Like modern clouds, a series of cantilevered (and white-painted) few-feet-wide levels makes this house in Showa-Cho on a narrow site feel wide open despite the solid and windowless party walls along its length.

The lot itself is only 10 feet wide, but manages to feel spacious between various intelligent color choices, design strategies and ample glazing in front, back and via skylights. For all its dynamism and creativity, the restrictions on this structure actually provided much of the basis for the evolution of its design.

Using a split-level strategy, open-tread stairs with wire-frame metal (if any) railings take residents from one half-floor to the next.

White is used strategically to reflect light and make the spaces of this narrow house feel bright – except along one side, where the use of black reinforces the feeling that the central platforms are indeed half-floating rather than suspended between two structural sides.

While the black-and-white scheme, rectilinear components and contemporary fixtures make this whole home feel extremely modern, the wall-to-wall and floor-to-ceiling windows along the facade still frame a connection to the more traditional homes in the neighborhood.

Due to building code regulations and lack of space, Japanese architects like Shintaro Fujiwara are increasingly becoming the masters of small-space design on skinny sites.
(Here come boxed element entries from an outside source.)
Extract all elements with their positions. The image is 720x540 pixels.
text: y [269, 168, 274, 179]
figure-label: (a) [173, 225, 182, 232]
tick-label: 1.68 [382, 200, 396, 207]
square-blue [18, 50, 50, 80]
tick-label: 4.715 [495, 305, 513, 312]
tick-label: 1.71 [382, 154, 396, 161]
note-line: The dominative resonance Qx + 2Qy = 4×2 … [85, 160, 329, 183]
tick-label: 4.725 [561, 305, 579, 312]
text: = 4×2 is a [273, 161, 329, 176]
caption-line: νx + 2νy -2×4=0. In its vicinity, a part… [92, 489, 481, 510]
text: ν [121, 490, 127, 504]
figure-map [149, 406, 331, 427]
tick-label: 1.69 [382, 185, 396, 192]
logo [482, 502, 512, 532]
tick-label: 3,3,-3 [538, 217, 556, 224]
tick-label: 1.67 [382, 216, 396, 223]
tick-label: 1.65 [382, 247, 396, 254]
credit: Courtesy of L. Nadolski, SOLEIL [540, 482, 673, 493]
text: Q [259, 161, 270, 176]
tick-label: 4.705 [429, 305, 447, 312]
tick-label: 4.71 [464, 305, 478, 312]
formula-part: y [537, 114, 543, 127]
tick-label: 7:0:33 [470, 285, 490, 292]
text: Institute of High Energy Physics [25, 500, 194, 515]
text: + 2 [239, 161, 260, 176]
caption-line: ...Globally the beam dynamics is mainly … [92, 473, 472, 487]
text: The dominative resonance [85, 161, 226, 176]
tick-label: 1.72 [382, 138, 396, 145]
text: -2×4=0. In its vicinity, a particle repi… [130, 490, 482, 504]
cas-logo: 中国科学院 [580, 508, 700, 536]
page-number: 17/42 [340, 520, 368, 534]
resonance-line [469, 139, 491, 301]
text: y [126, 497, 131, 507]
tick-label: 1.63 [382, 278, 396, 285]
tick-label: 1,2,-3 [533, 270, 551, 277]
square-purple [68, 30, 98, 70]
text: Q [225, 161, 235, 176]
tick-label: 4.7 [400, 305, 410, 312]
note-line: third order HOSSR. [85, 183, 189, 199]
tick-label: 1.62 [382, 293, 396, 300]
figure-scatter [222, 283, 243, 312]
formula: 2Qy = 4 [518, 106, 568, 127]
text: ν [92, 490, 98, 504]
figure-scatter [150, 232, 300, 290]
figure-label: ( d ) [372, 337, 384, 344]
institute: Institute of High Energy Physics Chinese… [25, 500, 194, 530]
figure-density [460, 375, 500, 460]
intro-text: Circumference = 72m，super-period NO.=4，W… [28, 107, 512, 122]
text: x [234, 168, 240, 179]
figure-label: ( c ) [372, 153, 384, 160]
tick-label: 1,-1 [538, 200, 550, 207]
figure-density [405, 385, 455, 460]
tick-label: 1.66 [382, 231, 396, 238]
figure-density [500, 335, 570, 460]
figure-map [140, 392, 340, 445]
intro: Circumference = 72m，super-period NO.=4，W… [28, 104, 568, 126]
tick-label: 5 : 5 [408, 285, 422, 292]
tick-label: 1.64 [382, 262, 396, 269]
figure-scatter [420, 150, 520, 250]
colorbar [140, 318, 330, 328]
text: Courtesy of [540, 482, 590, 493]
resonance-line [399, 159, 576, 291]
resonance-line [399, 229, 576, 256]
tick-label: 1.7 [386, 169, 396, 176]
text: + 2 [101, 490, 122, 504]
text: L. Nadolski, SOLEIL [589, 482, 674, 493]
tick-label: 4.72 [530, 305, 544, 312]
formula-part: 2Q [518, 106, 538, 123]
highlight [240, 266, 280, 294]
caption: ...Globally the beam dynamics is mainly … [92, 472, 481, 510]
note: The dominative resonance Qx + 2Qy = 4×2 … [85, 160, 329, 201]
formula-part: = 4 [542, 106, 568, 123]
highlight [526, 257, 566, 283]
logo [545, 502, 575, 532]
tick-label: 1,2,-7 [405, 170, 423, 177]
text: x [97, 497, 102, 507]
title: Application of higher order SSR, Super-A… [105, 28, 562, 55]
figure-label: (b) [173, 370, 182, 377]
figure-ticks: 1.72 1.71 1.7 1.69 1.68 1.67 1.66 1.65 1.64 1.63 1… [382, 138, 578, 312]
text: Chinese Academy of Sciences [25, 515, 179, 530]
Now, if only some of these thin-lot specialists would come to the United States they would likely be quite successful in places like Manhattan at least.

“Showa-cho is a quiet place even though it is downtown. There are many people residency from a long time ago. The design of the residence has a narrow frontage, which is a part of a row house (17.89m x 3.94m). The design of the residence is that the street in front of the house could be a part of scenery rather than to be closed towards the street.”

“A big problem in the progress of the planning was that it could take only less than 3 meters for effective flange width inside when it was built in such a long narrow lot. According to this condition, it was studied many times on how it could have an expansive feeling and continuity from the street side to the end of the back of the house. In this case, the house in Showa-cho, deliberately included the city side to scenery and made façade by planting a tree in the space in front of the house that made it could be seen inside of the house, too.”